Last week, for example, Reckitt Benckiser announced a competition for members of the public to create a product as part of a global campaign to drive brand awareness. Entrants must devise an item for purchasers to use at a music festival. They will have to pitch their ideas to the company via video presentations uploaded to a dedicated competition microsite.
Skincare brand Simple, meanwhile, is assembling a panel of teenage consumers to help formulate, design and promote its first junior range, due to launch in June next year; footwear brand Hush Puppies is running a nationwide competition for over-16s to design a shoe that will be sold exclusively through retailer Schuh; and Walkers' 'Do us a flavour' campaign, which ended last month, attracted significant public participation.
It is easy to dismiss these initiatives as little more than headline-grabbing stunts that are cheaper than running traditional marketing campaigns, but Reckitt Benckiser claims it has always worked with its consumers to create products and that its latest initiative is about gaining awareness in a fun way, rather than simply for PR purposes.
'A PR stunt implies the project is trivial when it's not,' argues Andraea Dawson-Shepherd, the company's head of corporate brand marketing. 'We are not doing it to generate innovation, either.' She adds that the contest has been designed to help create a 'third dimension' to the company, and forms part of a bigger campaign.
Simple, the skincare brand, also claims its initiative is more than a publicity stunt. Instead, it is being used as a means of driving long-term commitment to the brand.
'We have never had a lack of ideas in a product development department, but we also accept we're not teenagers,' says Alex Pike, marketing director at Simple.
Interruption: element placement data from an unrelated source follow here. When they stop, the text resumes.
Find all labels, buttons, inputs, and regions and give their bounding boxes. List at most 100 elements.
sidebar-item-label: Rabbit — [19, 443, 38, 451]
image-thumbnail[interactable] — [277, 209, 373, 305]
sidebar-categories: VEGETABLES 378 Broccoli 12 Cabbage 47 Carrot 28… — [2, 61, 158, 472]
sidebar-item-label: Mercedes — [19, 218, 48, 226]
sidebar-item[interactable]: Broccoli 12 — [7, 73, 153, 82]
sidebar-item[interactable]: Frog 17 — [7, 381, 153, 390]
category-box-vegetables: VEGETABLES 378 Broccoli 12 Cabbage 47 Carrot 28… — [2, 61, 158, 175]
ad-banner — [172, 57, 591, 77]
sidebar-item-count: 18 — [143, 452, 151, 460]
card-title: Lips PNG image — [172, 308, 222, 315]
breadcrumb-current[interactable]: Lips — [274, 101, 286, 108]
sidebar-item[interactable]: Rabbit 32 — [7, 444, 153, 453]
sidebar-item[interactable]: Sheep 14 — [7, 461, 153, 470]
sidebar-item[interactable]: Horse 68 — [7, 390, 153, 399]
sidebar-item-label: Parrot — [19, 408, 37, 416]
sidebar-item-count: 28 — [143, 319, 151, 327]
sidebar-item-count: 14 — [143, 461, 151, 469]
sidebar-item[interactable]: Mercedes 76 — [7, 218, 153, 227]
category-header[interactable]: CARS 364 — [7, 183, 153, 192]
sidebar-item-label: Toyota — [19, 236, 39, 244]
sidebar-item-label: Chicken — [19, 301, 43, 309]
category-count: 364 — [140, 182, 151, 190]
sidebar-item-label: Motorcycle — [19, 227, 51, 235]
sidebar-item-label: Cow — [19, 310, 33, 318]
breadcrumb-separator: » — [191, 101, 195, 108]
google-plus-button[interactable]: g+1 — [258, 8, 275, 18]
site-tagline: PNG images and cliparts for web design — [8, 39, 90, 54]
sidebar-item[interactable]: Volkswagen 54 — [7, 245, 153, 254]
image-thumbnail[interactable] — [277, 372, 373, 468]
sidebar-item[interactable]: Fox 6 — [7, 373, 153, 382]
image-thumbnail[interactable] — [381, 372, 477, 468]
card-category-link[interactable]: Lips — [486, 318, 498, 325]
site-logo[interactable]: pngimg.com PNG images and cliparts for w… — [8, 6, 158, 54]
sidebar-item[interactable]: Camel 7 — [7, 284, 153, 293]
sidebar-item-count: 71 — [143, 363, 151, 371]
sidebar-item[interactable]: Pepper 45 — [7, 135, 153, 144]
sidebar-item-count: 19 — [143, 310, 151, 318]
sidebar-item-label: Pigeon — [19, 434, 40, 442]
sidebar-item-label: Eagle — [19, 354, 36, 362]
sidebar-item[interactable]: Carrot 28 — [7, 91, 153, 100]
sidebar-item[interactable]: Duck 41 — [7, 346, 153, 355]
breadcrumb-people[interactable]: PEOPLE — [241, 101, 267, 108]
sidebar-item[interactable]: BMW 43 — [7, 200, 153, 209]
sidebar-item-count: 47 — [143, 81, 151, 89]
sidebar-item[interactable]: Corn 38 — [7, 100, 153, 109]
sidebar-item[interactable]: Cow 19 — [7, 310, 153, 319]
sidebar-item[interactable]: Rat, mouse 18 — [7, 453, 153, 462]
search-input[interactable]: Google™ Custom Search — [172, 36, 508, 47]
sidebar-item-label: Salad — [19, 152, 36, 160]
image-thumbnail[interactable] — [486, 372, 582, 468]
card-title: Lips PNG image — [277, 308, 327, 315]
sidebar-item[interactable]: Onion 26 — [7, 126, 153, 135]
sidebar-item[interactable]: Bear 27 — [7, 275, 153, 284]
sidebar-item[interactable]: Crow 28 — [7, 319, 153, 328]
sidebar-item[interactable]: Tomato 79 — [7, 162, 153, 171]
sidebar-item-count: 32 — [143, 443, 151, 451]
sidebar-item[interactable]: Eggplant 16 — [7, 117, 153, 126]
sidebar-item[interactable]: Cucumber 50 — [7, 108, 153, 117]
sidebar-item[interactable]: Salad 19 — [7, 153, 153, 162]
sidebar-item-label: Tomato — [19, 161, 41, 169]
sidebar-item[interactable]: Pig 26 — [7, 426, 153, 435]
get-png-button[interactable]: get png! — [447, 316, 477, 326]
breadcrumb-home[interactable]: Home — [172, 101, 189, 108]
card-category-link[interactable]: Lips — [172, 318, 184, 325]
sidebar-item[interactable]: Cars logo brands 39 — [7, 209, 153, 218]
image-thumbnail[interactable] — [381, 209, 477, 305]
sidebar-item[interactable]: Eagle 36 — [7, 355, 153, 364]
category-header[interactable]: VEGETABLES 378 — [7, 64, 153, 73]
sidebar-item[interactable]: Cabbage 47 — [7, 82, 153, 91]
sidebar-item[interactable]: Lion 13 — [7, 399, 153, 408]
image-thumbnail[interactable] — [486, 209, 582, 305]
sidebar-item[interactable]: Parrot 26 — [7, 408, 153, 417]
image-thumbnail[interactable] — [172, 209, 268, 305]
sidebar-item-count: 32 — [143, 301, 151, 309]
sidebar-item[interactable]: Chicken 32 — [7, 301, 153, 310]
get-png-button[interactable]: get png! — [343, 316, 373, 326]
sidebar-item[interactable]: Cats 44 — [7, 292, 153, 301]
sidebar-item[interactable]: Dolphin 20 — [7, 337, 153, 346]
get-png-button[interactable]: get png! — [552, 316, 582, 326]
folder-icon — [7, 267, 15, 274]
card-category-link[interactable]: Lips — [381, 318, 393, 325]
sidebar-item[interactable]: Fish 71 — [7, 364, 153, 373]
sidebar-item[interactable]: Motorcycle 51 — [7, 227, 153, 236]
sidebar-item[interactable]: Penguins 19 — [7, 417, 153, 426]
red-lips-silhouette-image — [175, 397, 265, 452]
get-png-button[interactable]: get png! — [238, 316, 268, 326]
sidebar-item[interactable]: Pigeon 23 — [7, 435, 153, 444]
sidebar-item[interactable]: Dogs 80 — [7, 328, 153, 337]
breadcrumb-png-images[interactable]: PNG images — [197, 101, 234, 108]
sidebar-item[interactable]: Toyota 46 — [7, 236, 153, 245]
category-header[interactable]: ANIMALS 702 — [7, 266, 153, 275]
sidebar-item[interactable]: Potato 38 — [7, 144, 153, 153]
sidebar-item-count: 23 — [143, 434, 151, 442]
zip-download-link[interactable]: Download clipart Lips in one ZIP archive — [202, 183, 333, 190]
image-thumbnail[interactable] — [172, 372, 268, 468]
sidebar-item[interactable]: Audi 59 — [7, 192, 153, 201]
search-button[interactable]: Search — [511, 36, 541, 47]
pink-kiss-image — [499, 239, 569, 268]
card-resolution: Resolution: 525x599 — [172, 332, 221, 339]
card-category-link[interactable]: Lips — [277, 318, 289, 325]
She adds that the junior advisors' most important role is to become ambassadors that can communicate the brand message to their contemporaries.
'If we lock consumers into the brand as teenagers, we can encourage them to stay with it as they grow older,' Pike argues. 'It is vital for us to get off on the right foot with the teen market by making them feel like they are part of the brand.'
George Riddiford, a partner at branding agency BrandMe, believes this trend is understandable as brands try to get closer to their consumers. 'This type of activity is like creating a members' club for the brand,' he says. 'Think of Tesco Clubcard; this is a notch on from that.'
Mike Curtis, chief executive at Start Creative, agrees. 'Getting consumers involved in product design is an increasing trend as push-advertising is less effective. It provides longer-term and broader engagement,' he adds.
However getting consumers involved in the creation of brands is not without its risks - not least because, in reality, the customer is sometimes far from right. 'You have to keep control of the NPD process, otherwise you end up with products you can't sell,' says Riddiford. Or, as Victoria Franks, UK marketing manager for Kao Brands, who is responsible for brands including John Frieda, Jergens and Biore, puts it: 'As marketers it is our job to interpret what consumers really want versus what they say they want.'
In commercial reality, companies cannot continually respond to customer demands and, as Franks points out, consumers do not always want what they have asked for.
However, if a big manufacturer can create the illusion of bringing a product to market that is jointly owned by both customer and brand, it certainly stands a chance of closing the communication gap between company and consumers.